Parole de mai 2021, discutée avec l’équipe de la PASS, mise en texte par François

Pour cinquante pourcent de mon temps, je suis médecin généraliste au sein de la Permanence d’Accès aux Soins de Santé « Adultes » de l’Assistance Publique des Hôpitaux de Marseille (AP-HM).

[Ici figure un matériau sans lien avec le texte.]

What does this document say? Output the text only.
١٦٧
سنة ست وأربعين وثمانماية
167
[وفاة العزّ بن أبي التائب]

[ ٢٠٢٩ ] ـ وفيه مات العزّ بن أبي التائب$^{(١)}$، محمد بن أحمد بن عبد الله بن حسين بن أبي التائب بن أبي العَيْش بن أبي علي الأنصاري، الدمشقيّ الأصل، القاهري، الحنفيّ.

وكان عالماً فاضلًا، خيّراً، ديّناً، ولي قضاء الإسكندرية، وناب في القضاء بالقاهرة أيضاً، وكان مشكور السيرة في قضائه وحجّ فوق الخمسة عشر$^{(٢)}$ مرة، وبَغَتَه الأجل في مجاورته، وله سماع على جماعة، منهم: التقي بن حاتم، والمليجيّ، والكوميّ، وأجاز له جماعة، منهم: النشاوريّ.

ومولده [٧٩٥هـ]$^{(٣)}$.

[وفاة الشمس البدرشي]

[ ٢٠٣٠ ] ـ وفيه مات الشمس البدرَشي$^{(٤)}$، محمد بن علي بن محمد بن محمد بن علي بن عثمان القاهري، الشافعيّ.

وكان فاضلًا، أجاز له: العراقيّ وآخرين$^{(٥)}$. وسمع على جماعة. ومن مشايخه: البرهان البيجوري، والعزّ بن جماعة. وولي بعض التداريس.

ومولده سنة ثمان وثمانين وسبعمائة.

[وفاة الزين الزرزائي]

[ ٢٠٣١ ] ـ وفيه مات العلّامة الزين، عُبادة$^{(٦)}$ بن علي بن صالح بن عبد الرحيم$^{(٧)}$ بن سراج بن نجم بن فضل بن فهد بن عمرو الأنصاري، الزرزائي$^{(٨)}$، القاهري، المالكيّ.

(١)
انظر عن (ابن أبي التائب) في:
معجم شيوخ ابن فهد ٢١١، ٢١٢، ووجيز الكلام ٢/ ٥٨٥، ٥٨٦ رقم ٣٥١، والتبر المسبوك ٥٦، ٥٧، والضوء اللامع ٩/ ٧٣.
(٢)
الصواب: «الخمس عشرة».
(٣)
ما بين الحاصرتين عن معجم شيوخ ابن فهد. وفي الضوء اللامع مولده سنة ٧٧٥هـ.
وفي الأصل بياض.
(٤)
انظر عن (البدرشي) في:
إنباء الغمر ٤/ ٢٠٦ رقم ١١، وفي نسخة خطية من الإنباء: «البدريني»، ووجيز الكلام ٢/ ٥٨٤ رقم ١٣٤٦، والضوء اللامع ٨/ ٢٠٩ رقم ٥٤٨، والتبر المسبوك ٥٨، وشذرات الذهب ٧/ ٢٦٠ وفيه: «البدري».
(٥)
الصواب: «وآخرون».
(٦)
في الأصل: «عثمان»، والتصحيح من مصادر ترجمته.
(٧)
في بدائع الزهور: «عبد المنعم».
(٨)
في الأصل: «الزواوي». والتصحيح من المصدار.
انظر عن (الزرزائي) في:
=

Très prochainement, j’assurerai l’autre partie de mon temps de travail en qualité de médecin urgentiste au Centre Hospitalier du Pays d’Aix.

Les PASS sont des dispositifs créés par la loi du 29 juillet 1998 de lutte contre l’exclusion, qui vise à garantir sur l’ensemble du territoire national l’accès pour tous aux « droits fondamentaux, dans les domaines de l’emploi, du logement, de la justice, de l’éducation, de la formation et de la culture, de la protection de la famille et de l’enfance, et de la protection de la santé« . Les missions des PASS sont énoncées dans le Code de Santé Publique, et présentées par une circulaire de la Direction Générale de l’Offre de Soins (DGOS) de 2013 … 15 ans après la loi.